内容説明
特異な連邦制国家インドで繰り広げられる、教育政策決定の権限をめぐる中央と州の相克。13億もの人口を擁し、宗教・言語・民族的にも多様性に富むインドでは、「インド人」としての国民統合を果たすため連邦制が採用されている。他方、インドの連邦制は「中央集権的連邦制」とも呼ばれ、各政策決定に中央政府が一定の権限を有する特異なものだ―。本書では、グローバリズムが進展した1990年代以降、教員資格や入試など各制度の政策決定権をめぐって顕在化した、中央‐州両政府間の緊張関係を明らかにする。

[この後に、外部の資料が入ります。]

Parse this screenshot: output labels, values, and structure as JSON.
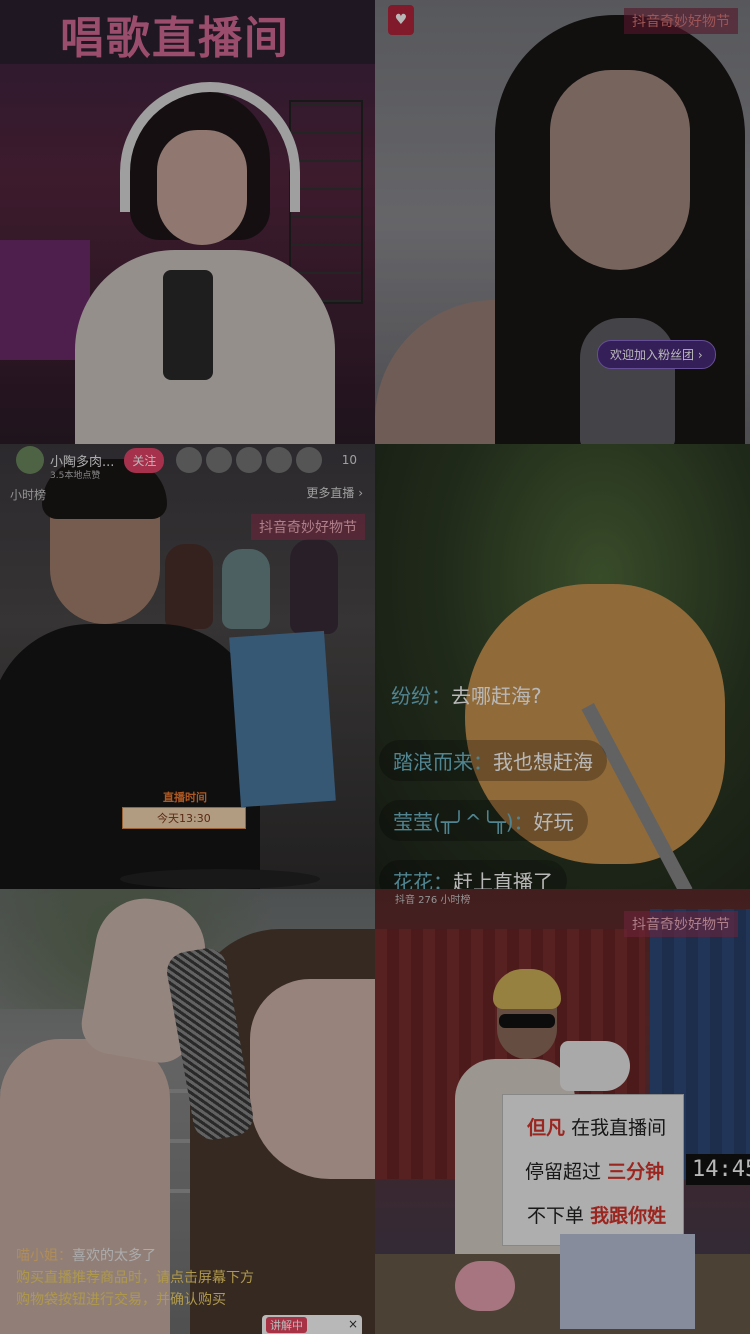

インド教育制度の複雑な仕組みを丁寧に解きほぐし、その体系的な分析を行った類書なき一冊。
目次
序章 研究の目的と課題
第1章 インド高等教育制度の成立過程
第2章 高等教育機関をめぐる連邦政府の動向
第3章 大学教員資格試験制度の展開
第4章 大学入学者選抜制度の展開
終章 連邦制国家インドにおける高等教育の展開
著者等紹介
渡辺雅幸[ワタナベマサユキ]
1981年生まれ。京都大学大学院教育学研究科博士後期課程研究指導認定退学。博士(教育学)。比較教育学専攻。日本学術振興会特別研究員(DC2)、京都大学大学院教育学研究科助教、京都大学学際融合教育研究推進センター地域連携教育研究推進ユニット特定講師を経て、現在、びわこ学院大学教育福祉学部子ども学科講師(本データはこの書籍が刊行された当時に掲載されていたものです)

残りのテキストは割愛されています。